Aggregated Deep Local Features for Remote Sensing Image Retrieval
This work addresses retrieval challenges for remote sensing imagery, which is incremental as it builds on existing methods like VLAD and attention mechanisms.
The paper tackles remote sensing image retrieval by using attentive local convolutional features aggregated with VLAD to create a global descriptor, achieving state-of-the-art or competitive results with a 3% performance boost from a query expansion method and 50% faster retrieval times.

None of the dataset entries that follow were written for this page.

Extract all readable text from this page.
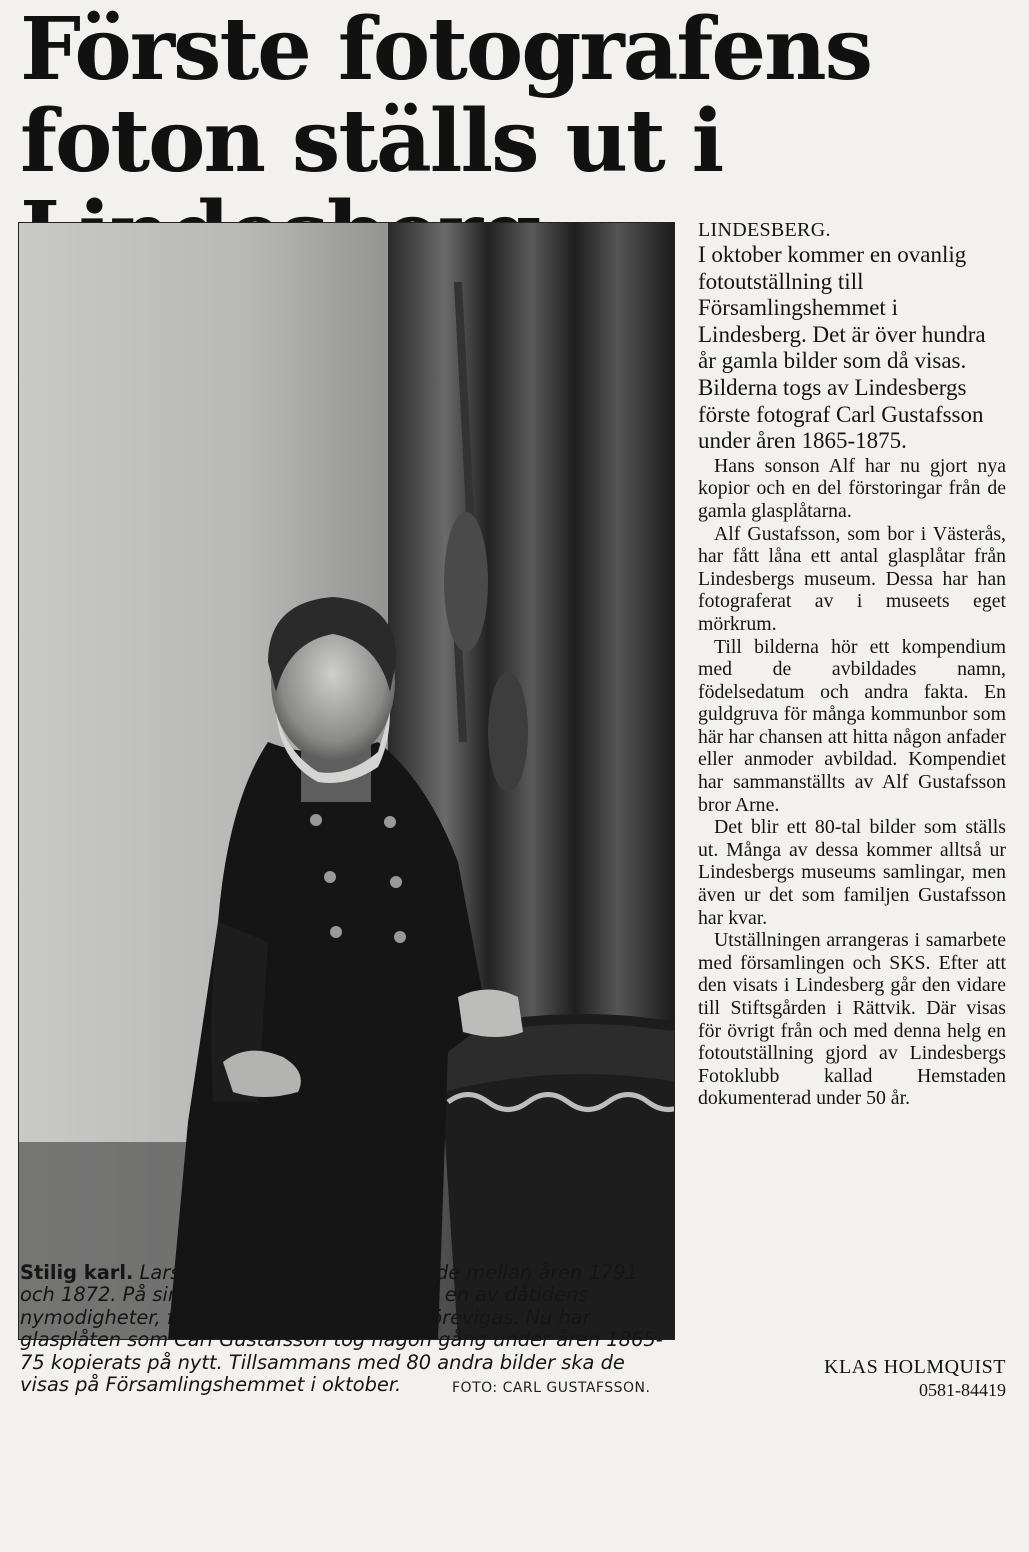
Förste fotografens foton ställs ut i

Stilig karl. Lars Jansson, Nederhyttan, levde mellan åren 1791 och 1872. På sin ålders höst sökte han upp en av dåtidens nymodigheter, fotografen, för att låta sig förevigas. Nu har glasplåten som Carl Gustafsson tog någon gång under åren 1865-75 kopierats på nytt. Tillsammans med 80 andra bilder ska de visas på Församlingshemmet i oktober.	FOTO: CARL GUSTAFSSON.

LINDESBERG.

I oktober kommer en ovanlig fotoutställning till Församlingshemmet i Lindesberg. Det är över hundra år gamla bilder som då visas. Bilderna togs av Lindesbergs förste fotograf Carl Gustafsson under åren 1865-1875.

Hans sonson Alf har nu gjort nya kopior och en del förstoringar från de gamla glasplåtarna.

Alf Gustafsson, som bor i Västerås, har fått låna ett antal glasplåtar från Lindesbergs museum. Dessa har han fotograferat av i museets eget mörkrum.

Till bilderna hör ett kompendium med de avbildades namn, födelsedatum och andra fakta. En guldgruva för många kommunbor som här har chansen att hitta någon anfader eller anmoder avbildad. Kompendiet har sammanställts av Alf Gustafsson bror Arne.

Det blir ett 80-tal bilder som ställs ut. Många av dessa kommer alltså ur Lindesbergs museums samlingar, men även ur det som familjen Gustafsson har kvar.

Utställningen arrangeras i samarbete med församlingen och SKS. Efter att den visats i Lindesberg går den vidare till Stiftsgården i Rättvik. Där visas för övrigt från och med denna helg en fotoutställning gjord av Lindesbergs Fotoklubb kallad Hemstaden dokumenterad under 50 år.

KLAS HOLMQUIST
0581-84419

Remote Sensing Image Retrieval remains a challenging topic due to the special nature of Remote Sensing Imagery. Such images contain various different semantic objects, which clearly complicates the retrieval task. In this paper, we present an image retrieval pipeline that uses attentive, local convolutional features and aggregates them using the Vector of Locally Aggregated Descriptors (VLAD) to produce a global descriptor. We study various system parameters such as the multiplicative and additive attention mechanisms and descriptor dimensionality. We propose a query expansion method that requires no external inputs. Experiments demonstrate that even without training, the local convolutional features and global representation outperform other systems. After system tuning, we can achieve state-of-the-art or competitive results. Furthermore, we observe that our query expansion method increases overall system performance by about 3%, using only the top-three retrieved images. Finally, we show how dimensionality reduction produces compact descriptors with increased retrieval performance and fast retrieval computation times, e.g. 50% faster than the current systems.